The problem for Purdue here is that, like Saint Mary’s, so much of what they get offensively comes out of the sets and actions they run. Put another way, Matt Painter doesn’t have all that many guys on his roster that can efficiently create for themselves in isolation. That includes Carsen Edwards, who is a tough-shot taker but, in the last month, has not exactly been a tough-shot maker.

The other part of this that makes me lean towards Villanova is that Villanova shoots more than 53 percent of their field goal attempts from three, and Purdue has not made running teams off the three-point line a priority this year.

PICK: If you are going to give me the defending national champs plus the points, I’ll take it. Villanova, if you’re tracking at home, has won 24 straight neutral court games. They win in knockout settings.

9:40 p.m.: No. 4 Kansas vs. No. 5 Auburn, TBS

  • LINE: PK
  • TOTAL: 147.5
  • IMPLIED SCORE: Kansas 73.75, Auburn 73.75
  • KENPOM: Auburn 75, Kansas 74

This is tough because Auburn is just so up-and-down while Kansas has looked downright bad for the last month until they faced Northeastern and suddenly turned into Kansas again.

What Auburn wants to do is to is to turn defense into offense. They are going to gamble — for steals, for blocks, for leak-outs — and look to get quick threes in transition once they get possession. For 33 minutes, it worked against New Mexico State. Twice in the last two weeks it worked for 40 minutes against Tennessee. Kansas has been turnover prone this season, particularly their ball-handlers, but they have cleaned that up in recent weeks. Devon Dotson, for example, had a turnover rate higher than 20 percent entering the Big 12 tournament and has committed just three turnovers in the last four games.

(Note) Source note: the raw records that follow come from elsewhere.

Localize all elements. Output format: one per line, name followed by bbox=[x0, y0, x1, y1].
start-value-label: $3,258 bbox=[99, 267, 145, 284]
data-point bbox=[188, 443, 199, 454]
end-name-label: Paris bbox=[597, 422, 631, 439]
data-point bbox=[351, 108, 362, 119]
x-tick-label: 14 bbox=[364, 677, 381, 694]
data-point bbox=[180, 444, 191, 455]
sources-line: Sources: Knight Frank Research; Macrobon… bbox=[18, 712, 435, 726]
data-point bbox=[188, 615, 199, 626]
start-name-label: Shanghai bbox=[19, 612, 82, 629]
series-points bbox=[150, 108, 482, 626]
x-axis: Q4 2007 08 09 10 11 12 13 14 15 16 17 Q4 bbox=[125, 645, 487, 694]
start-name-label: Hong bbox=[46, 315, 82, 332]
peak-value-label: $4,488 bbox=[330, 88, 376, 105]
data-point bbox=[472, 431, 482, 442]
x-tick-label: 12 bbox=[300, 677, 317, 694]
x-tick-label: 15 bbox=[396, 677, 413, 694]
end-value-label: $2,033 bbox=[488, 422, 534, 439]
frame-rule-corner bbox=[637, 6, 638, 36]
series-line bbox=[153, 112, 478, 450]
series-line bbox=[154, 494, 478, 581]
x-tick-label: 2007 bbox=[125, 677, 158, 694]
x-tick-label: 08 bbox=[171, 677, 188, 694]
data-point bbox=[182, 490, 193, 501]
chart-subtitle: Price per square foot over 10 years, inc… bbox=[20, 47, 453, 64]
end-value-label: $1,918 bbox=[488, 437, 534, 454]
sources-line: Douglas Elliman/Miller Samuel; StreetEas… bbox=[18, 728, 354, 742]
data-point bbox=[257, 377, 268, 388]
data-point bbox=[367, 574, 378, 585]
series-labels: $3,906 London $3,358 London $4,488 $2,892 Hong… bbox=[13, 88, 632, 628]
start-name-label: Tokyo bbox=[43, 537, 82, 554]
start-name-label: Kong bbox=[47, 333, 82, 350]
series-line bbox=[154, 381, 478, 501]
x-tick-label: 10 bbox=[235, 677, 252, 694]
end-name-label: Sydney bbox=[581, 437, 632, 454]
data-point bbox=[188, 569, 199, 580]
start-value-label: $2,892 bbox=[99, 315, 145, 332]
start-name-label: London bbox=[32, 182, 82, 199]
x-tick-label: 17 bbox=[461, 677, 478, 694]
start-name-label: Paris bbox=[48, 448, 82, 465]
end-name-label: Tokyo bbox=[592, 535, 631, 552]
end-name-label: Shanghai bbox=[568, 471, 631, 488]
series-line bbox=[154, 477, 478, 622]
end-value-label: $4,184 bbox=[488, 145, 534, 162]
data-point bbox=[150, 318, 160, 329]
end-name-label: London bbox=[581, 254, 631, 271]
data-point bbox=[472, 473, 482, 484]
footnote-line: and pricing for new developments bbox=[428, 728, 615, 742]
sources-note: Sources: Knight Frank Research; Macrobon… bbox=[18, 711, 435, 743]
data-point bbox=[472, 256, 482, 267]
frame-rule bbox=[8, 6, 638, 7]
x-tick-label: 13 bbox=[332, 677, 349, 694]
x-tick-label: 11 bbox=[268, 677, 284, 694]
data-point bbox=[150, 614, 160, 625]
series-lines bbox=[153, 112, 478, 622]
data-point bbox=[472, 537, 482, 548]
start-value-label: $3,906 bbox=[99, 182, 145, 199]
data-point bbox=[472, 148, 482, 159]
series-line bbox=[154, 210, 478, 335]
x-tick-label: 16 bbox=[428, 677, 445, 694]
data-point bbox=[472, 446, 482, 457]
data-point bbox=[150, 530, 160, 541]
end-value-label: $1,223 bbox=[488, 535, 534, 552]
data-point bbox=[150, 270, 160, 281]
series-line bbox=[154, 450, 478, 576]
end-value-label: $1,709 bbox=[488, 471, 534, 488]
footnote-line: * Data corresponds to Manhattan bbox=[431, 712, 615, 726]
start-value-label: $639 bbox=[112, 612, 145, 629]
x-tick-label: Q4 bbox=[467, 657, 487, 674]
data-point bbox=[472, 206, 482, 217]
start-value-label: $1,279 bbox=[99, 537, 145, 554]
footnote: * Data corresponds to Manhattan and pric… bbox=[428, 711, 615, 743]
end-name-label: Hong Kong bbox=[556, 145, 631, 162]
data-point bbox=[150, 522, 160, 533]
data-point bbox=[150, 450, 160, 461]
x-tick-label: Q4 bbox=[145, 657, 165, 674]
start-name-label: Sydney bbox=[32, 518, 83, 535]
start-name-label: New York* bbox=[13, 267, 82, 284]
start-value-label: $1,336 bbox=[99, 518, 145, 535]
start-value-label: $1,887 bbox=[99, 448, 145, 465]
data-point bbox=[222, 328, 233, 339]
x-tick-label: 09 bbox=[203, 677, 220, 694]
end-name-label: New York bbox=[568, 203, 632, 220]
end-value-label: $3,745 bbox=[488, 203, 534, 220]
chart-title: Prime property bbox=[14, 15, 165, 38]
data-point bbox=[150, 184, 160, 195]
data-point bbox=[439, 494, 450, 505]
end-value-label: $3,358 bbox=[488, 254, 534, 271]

PICK: The matchup is going to get won based on how well Kansas protects the ball and how well they defend in transition — they finished the year in the 51st percentile nationally. It’s worth nothing that the Jayhawks struggled with West Virginia once this season but handled them easily on two different occasions in the last three weeks.

I think I will probably stay away, personally, but when it comes down to it, I think Auburn is the better team with the better players.